Olive oil has always played a part in desserts in the places where you might expect — in Italy, Spain, Portugal, and Greece, where olive oil is part of the culture and a kitchen fundamental. For the French and American palates, however, desserts usually involved a lot of butter. Now with the growing taste for high quality, fresh extra virgin olive oil, it’s maybe not such a surprise that top chefs have embraced the flavor as a central and surprising dessert ingredient. With an overall trend towards salty sweet desserts like salted caramel, olive oil’s slide into dessert territory seems almost obvious.
At New York’s famed Hearth restaurant, renowned for its exuberant twists on traditional, robust cooking, the olive oil and orange zest cake that helped spark the trend has become its signature dish. Pastry chef Safia Osman uses Spoleto EVOO for its particularly fruity notes, and serves it with seasonal fruit compote to keep things current with this consistent favorite.

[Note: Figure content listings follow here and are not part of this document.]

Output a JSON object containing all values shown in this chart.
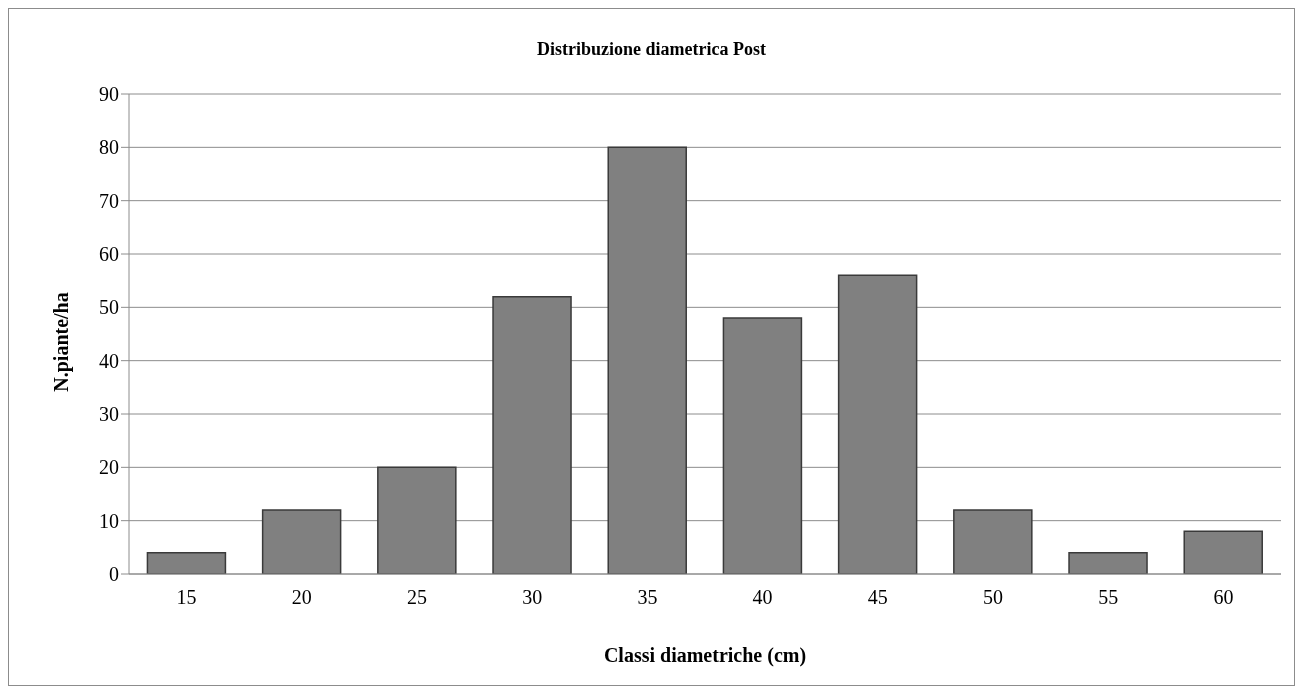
{
  "chart_data": {
    "type": "bar",
    "title": "Distribuzione diametrica  Post",
    "xlabel": "Classi diametriche (cm)",
    "ylabel": "N.piante/ha",
    "categories": [
      "15",
      "20",
      "25",
      "30",
      "35",
      "40",
      "45",
      "50",
      "55",
      "60"
    ],
    "values": [
      4,
      12,
      20,
      52,
      80,
      48,
      56,
      12,
      4,
      8
    ],
    "color": "#808080",
    "ylim": [
      0,
      90
    ],
    "yticks": [
      0,
      10,
      20,
      30,
      40,
      50,
      60,
      70,
      80,
      90
    ],
    "grid": "y",
    "legend": false
  }
}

From star-chef Mario Batali’s olive oil gelato at his acclaimed New York restaurant Babbo, to the Catalan olive oil sponge cake served with olive oil ice cream and topped with an olive oil sablée for good measure at the elegant Huntington Hotel in Los Angeles, the flavor is taking over as the signature confectionary ingredient of the era. Even Paris’s current cooking sensation — the young chef from Chicago, Daniel Rose, is bringing the American trend to his adopted city, ending his meals at the beloved Spring restaurant (for which there is currently a six-month waiting list) with olive oil ice cream.
Often these epicurean delights are prepared with other ingredients borrowed from the savory cabinet. Rosemary, thyme, and basil combine as beautifully with olive oil in ice creams, cakes, and chocolate dishes as they do in more familiar fare, but in the world of desserts the result is refreshingly new. Clearly, this is olive oil’s moment in the sweet sun.